Of course, if you really want to think about downside you can put both volume and price decline in. It’s far from impossible. ITK has allowed $50 m depreciation and we think maintenance capex will be at least that high. But it’s just a guess as there is no good publicly available information.
Volumes will hold up mostly but due to riskier exports to NSW
Figure 5 shows ITK’s current expectations for aggregate brown coal output. We presently estimate a fall on average to 3.9 GW in 2025 compared to 4.1 GW for FY19. That fall is in the mid morning through mid afternoon representing, solar output round the NEM.
We also show our present estimate of net exports in 2025. These are ITK’s Southern Region to NSW exports so from South Australia to NSW as well as Victoria. But they essentially represent coal generation exports as wind and solar in Victoria and even in South Australia can underbid brown coal forcing the coal North.

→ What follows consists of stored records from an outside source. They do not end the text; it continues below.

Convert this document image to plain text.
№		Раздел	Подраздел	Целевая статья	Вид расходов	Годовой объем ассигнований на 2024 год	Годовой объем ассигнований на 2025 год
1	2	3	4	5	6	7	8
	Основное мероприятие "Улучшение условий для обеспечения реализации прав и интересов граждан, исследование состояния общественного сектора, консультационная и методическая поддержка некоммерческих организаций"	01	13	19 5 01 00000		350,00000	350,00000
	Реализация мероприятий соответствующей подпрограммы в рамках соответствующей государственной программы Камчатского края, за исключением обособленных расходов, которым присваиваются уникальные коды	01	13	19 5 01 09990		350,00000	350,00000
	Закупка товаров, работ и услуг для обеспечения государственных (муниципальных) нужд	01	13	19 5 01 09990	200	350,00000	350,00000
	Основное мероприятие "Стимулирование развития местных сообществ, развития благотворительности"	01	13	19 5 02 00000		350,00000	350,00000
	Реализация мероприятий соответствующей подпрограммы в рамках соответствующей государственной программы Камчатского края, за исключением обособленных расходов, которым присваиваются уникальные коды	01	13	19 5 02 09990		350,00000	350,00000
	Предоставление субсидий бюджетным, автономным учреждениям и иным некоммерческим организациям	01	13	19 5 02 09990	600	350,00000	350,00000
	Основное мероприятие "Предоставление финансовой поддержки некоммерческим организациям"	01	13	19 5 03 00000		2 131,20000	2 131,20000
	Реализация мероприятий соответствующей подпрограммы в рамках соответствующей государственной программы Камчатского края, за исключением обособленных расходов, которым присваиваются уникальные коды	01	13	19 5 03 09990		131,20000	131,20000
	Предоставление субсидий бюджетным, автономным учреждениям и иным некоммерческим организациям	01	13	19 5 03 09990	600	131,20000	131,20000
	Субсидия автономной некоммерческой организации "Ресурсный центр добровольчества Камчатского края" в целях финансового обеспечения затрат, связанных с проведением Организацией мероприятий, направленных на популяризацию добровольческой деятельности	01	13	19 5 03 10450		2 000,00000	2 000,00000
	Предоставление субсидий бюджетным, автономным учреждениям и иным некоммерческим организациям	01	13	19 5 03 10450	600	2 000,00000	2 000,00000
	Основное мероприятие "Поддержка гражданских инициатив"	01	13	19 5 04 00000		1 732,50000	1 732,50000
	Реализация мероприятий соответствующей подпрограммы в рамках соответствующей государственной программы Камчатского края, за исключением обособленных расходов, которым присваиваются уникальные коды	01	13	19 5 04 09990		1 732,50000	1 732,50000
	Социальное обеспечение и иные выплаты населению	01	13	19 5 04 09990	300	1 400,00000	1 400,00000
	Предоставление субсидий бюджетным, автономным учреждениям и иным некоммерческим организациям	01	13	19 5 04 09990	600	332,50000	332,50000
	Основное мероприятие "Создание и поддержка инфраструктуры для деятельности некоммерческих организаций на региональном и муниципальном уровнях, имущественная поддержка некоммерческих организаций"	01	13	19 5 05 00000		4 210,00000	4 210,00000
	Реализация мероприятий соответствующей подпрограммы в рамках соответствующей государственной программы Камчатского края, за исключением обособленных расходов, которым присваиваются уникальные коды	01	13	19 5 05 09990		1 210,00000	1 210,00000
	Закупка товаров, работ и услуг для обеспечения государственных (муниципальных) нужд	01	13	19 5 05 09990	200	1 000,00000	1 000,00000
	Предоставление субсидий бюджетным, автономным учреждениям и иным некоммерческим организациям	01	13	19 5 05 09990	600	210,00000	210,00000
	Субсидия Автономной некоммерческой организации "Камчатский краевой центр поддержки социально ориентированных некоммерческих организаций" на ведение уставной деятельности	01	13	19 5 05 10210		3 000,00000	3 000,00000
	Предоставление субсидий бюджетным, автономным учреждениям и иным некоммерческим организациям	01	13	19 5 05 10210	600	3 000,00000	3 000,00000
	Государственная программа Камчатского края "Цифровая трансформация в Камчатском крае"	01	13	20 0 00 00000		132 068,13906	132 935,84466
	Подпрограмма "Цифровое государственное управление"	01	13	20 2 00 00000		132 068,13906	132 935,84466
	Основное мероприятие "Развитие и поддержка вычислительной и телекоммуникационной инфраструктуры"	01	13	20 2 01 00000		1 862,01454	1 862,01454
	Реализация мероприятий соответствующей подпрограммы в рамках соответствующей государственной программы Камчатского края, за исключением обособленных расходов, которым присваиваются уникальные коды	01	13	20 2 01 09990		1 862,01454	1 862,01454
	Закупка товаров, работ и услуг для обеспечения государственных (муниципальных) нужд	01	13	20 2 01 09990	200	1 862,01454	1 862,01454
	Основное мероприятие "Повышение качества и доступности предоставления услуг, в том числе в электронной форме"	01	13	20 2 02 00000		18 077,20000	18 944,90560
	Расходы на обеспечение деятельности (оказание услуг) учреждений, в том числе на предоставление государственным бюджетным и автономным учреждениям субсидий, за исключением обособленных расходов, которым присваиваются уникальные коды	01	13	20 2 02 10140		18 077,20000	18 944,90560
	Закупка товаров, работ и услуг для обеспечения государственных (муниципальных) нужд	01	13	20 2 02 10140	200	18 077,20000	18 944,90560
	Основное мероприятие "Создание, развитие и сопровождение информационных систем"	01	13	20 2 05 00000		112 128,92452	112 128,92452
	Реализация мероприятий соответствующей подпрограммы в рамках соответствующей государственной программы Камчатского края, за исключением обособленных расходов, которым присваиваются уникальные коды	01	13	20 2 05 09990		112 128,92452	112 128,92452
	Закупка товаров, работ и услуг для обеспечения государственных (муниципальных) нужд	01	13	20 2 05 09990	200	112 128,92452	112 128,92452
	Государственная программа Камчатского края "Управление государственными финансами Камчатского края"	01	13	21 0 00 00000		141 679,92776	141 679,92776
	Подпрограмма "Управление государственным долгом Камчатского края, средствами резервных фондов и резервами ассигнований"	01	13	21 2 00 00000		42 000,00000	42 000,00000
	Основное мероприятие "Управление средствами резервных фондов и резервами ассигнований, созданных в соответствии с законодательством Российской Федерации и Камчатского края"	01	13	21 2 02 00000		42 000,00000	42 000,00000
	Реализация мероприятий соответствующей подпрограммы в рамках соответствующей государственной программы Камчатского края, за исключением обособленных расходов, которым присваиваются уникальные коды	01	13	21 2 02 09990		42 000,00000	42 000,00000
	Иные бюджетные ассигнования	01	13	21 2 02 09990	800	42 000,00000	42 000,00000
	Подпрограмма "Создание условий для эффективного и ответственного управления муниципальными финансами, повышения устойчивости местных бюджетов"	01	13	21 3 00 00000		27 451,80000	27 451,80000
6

If there is a transmission or other issue then subject to AEMO reliability issues the reduced export capability will likely come at brown coal’s expense. We see some kind of risk that either the SA-NSW interconnector is delayed, or that works around Snowy 2.0 and the ISP Stage 1 and 2 projects end up causing transmission issues during implementation. This shouldn’t happen but…
It’s also possible that black coal generation in NSW may compete for market share to limit exports although the higher fuel cost makes that an unwinnable battle as was proved long ago when the NEM was first introduced.
Optimistically assuming our forecast to be correct our guess is that much of the daily ramp requirement will indeed fall on Yallourn since LYA and LYB have 11%-14% better heat rates that translate to about $1 MWh cost advantage.
Coal’s share of Victorian production is down to 71% for the last 30 days in Victoria from 77% in the same period last year (PCP). Wind is up to 15% from 10%. Across the NEM wind and solar including rooftop is running at 15.5% of annualized NEM output. That’s virtually identical with the all time record set in March 2019 and will surely be exceeded this Summer by some distance.